= William Baxter (law professor) =

American law professor (1929–1998)

William Francis Baxter, Jr. (July 13, 1929 – November 27, 1998) was a law professor at Stanford University. His specialty was antitrust law.

==Antitrust law==
As Assistant Attorney General in charge of the Antitrust Division of the United States Department of Justice from 1981–1983, Baxter commanded wide public attention when in 1982 he settled a seven-year-old case against AT&T with by far the largest breakup in the history of the Sherman Antitrust Act, splitting AT&T up into seven regional phone companies. On that same day, he dismissed as "without merit" a seemingly endless, thirteen-year-old suit against IBM, which had employed more than 300 lawyers and generated 2,500 depositions and 66 million pages of documents. Additionally, under his leadership, the U.S. Justice Department promulgated revised guidelines that it would use to enforce U.S. antitrust laws going forward. As part of that practice, he is the author of Baxter's Law or the Bell Doctrine.

==Animal rights==
In 1974, Baxter published a widely read and influential book on the law and economics of pollution control entitled People or Penguins: The Case for Optimal Pollution. This book, though aimed at a law audience, contains a philosophically sophisticated stance on the topic of animal rights.

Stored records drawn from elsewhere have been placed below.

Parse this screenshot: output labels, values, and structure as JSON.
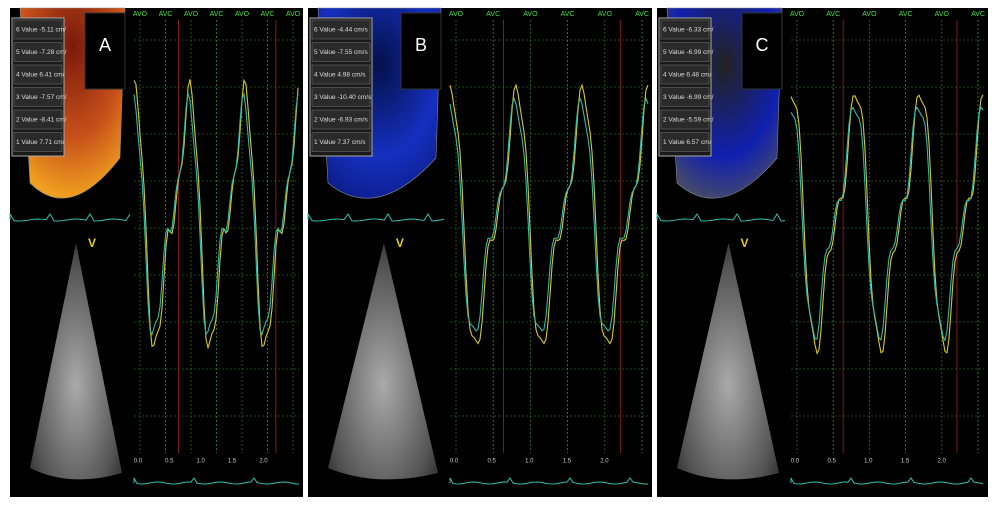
{
  "panels": [
    {
      "label": "A",
      "values": [
        "6 Value -5.11 cm/",
        "5 Value -7.28 cm/",
        "4 Value 6.41 cm/",
        "3 Value -7.57 cm/",
        "2 Value -8.41 cm/",
        "1 Value 7.71 cm/"
      ],
      "events": [
        "AVO",
        "AVC",
        "AVO",
        "AVC",
        "AVO",
        "AVC",
        "AVO"
      ],
      "x_ticks": [
        "0.0",
        "0.5",
        "1.0",
        "1.5",
        "2.0"
      ]
    },
    {
      "label": "B",
      "values": [
        "6 Value -4.44 cm/s",
        "5 Value -7.55 cm/s",
        "4 Value 4.98 cm/s",
        "3 Value -10.40 cm/s",
        "2 Value -6.93 cm/s",
        "1 Value 7.37 cm/s"
      ],
      "events": [
        "AVO",
        "AVC",
        "AVO",
        "AVC",
        "AVO",
        "AVC"
      ],
      "x_ticks": [
        "0.0",
        "0.5",
        "1.0",
        "1.5",
        "2.0"
      ]
    },
    {
      "label": "C",
      "values": [
        "6 Value -6.33 cm/",
        "5 Value -6.99 cm/",
        "4 Value 6.48 cm/",
        "3 Value -6.99 cm/",
        "2 Value -5.59 cm/",
        "1 Value 6.57 cm/"
      ],
      "events": [
        "AVO",
        "AVC",
        "AVO",
        "AVC",
        "AVO",
        "AVC"
      ],
      "x_ticks": [
        "0.0",
        "0.5",
        "1.0",
        "1.5",
        "2.0"
      ]
    }
  ]
}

Baxter maintains that non-human animals have no moral consideration on their own. Any moral consideration of animals is in relation to humans. Moral consideration is a uniquely human affair. This differs from the view that there is no essential difference between the pain of non-human animals and that of human beings (see Peter Singer), and also differs from the view that the pain of animals is a morally relevant consideration, but is not morally decisive (See Bonnie Steinbock).

Baxter is not antipathetic toward non-human animals; in fact, he points out that many things that are in the interests of animals (and the larger environment for that matter) are in fact also in the best interests of humans as well. In this sense we have obligations to how we treat non-human animals, but the grounds is only because of the respective impact on human beings.

Baxter states that the way to measure these humans interests are in terms of a cost benefit analysis, where cost doesn't necessarily mean uniquely monetary costs.